Not all social data has value.
The time for entering a simple keyword search into a social listening tool and seeing what comes back has come and gone. The businesses winning at social data analysis have a more sophisticated approach – from asking the right questions and choosing the right sources, to filling in the ‘context holes’ and analysing and interpreting the data with rigour and consistency.
Rob Sullivan, data analyst at Social Chain, recently caught our attention with his LinkedIn posts about his approach to social data analysis.
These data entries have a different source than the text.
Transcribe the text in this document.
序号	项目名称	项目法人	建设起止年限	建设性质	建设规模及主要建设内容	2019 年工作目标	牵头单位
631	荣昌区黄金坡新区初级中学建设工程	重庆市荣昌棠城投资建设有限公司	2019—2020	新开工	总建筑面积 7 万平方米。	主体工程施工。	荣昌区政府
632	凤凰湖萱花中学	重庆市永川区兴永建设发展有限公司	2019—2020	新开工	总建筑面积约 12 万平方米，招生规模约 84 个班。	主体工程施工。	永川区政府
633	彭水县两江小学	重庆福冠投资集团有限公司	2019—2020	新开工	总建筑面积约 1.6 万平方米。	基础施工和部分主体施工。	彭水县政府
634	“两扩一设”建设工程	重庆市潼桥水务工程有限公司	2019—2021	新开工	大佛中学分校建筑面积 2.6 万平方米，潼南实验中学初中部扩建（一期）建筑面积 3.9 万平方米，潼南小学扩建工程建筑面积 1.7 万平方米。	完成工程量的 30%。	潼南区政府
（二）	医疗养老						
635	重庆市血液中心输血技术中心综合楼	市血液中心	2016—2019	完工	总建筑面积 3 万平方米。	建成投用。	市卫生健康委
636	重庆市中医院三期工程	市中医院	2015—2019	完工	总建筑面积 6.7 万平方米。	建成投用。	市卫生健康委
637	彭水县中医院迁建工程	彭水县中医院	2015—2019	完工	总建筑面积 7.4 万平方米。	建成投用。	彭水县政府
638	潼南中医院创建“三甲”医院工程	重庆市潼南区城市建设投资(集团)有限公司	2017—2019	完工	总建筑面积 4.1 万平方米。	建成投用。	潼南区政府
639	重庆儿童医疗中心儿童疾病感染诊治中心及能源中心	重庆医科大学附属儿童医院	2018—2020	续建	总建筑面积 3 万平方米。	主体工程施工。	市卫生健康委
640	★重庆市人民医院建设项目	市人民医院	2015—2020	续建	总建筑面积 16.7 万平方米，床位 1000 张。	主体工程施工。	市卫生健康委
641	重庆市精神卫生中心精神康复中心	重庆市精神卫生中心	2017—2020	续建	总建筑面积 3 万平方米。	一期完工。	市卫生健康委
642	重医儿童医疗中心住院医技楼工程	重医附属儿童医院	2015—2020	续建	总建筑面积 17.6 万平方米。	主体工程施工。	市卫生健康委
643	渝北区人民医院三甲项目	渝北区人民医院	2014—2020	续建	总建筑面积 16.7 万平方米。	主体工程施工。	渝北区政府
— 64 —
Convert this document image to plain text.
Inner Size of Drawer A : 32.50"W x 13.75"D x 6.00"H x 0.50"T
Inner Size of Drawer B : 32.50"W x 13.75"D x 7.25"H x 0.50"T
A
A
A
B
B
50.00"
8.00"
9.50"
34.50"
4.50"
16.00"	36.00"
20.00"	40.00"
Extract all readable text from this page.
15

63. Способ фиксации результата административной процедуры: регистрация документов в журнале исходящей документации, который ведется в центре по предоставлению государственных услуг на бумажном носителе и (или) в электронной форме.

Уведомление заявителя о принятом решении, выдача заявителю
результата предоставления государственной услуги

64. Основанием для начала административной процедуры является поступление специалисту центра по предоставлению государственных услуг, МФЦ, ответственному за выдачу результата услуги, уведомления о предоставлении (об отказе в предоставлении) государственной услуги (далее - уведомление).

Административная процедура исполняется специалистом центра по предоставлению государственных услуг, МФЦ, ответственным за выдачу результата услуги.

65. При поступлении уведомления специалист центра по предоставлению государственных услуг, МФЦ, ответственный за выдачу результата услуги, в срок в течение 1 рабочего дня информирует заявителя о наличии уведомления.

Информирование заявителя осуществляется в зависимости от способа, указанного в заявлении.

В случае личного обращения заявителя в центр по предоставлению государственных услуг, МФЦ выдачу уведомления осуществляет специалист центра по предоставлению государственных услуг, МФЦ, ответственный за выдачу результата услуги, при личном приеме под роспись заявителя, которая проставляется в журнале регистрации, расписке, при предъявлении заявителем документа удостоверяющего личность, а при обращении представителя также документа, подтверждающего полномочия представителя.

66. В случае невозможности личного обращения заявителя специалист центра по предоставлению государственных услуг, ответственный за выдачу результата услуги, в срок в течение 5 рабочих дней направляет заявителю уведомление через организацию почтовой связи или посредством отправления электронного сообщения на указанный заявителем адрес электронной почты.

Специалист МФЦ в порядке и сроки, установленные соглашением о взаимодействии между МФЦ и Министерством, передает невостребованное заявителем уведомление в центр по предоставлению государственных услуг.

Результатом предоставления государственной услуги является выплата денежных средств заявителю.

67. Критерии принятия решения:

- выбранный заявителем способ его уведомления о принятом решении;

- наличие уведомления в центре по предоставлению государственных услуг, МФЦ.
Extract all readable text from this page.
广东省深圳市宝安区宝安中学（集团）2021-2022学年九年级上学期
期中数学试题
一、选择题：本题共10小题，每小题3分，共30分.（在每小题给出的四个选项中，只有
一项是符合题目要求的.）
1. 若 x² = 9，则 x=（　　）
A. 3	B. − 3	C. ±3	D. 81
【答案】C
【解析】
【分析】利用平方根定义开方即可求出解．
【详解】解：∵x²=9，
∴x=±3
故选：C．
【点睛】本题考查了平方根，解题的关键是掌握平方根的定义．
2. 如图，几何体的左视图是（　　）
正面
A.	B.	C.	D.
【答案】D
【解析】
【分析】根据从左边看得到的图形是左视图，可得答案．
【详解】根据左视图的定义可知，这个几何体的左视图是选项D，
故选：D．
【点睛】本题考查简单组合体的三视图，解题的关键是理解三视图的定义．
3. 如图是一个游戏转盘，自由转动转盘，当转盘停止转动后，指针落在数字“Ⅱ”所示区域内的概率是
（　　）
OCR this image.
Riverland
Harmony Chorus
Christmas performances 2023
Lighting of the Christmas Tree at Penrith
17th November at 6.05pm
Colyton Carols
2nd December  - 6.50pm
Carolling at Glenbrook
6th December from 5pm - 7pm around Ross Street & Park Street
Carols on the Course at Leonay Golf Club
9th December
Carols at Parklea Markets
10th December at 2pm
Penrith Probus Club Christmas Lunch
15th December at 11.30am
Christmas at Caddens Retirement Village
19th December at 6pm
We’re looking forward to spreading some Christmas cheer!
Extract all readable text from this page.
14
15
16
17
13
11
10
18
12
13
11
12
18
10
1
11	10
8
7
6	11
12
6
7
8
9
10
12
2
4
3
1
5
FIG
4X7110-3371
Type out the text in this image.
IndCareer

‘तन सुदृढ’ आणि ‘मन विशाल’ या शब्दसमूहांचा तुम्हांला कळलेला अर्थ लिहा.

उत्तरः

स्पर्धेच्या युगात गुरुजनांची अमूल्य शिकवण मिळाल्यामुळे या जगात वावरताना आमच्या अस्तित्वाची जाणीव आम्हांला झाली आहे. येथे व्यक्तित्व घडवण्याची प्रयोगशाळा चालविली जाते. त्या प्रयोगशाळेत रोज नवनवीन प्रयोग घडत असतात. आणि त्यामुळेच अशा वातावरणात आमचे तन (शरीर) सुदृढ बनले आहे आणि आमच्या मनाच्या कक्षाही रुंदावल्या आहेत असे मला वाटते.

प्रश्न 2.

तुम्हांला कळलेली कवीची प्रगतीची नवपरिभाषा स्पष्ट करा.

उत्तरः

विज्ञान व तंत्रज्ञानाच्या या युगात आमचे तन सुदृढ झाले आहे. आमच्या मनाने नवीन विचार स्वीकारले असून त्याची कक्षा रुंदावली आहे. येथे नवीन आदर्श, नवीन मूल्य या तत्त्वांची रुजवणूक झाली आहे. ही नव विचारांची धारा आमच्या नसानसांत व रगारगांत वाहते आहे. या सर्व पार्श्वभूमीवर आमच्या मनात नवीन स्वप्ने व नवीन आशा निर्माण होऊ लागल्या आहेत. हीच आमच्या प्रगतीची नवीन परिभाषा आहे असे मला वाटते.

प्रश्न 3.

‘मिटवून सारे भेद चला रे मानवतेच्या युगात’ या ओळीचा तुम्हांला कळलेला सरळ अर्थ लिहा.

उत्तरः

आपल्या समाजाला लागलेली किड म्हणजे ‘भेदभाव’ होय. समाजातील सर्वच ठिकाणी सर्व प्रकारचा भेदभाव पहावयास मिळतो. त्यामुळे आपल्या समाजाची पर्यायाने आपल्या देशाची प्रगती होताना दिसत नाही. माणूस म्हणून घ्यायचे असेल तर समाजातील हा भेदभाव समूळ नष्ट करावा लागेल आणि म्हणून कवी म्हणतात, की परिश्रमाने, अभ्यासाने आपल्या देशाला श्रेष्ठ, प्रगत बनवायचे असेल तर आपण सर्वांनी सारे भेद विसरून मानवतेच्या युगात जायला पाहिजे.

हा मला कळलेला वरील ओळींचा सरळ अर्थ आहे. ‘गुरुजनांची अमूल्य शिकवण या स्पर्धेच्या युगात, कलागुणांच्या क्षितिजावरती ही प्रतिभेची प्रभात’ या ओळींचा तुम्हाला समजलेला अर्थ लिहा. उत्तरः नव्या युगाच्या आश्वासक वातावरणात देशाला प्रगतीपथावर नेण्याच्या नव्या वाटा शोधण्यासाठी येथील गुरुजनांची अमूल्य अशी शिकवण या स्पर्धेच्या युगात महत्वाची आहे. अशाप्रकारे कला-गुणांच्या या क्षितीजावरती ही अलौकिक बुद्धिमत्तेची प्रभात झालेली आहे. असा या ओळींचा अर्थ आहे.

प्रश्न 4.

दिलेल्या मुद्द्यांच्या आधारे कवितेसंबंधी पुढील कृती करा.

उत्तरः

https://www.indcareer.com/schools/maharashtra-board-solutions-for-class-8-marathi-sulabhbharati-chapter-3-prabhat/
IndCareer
We caught up with Rob to get his take on what he calls ‘alternative data’, why it’s useful, how he selects the best data sources for his projects and how he analyses the returned data.
The Need for Alternative Data
The one thing that comes up time and time again when questioning the legitimacy of social data analysis is ‘sample bias’.
Rob tell us that he looks at information from across the whole spectrum of sources because “social data doesn’t cover everything”. He emphasised this with the example that “Twitter and Instagram US users are not the US census”.
Chris Hansen, Janys Analytics, may disagree with this sentiment, clashing with his 2015 TEDxMileHigh presentation on how a sample of US and Western Europe Twitter users was a close representation of the rest of the population.
Of course, it’s important to bear in mind that people’s use of social networks change over time, perhaps making Hansen’s findings outdated. After all, it wasn’t that long ago that there was a public outcry and dip in usage of Snapchat when they changed their UX, with a single post by Kyle Jenner reportedly wiping $1.3billion for their stock value.
While we’ve never been reliant on Snapchat data to mine for customer insight, it goes to show how perceptions of and participation in social networks change over time.
Rob emphasised that “2015 was a while back in social terms”, citing other studies looking at Twitter users versus the UK Census and the breadth of differences between the samples (for example, Mellon and Prosser).
He believes choosing the right social data source is more industry dependent.
“if you are Converse and want to assess a product launch, Twitter is ideal because people will gossip all day about the Miley or Tyler release. But, if you’re a B2B software provider, maybe not! Twitter is still lacking in capturing the silent majority, where Google Trends can assist”.
And, let’s not forget the fact that social data analysis is reliant on the networks providing API access. In the weeks after the Cambridge Analytica scandal we saw a change to Instagram data access, which resulted in a slew of changes in the social listening tools themselves. The most restrictive change we’ve experienced is no longer being able to access the comments on Instagram posts within the social listening tools.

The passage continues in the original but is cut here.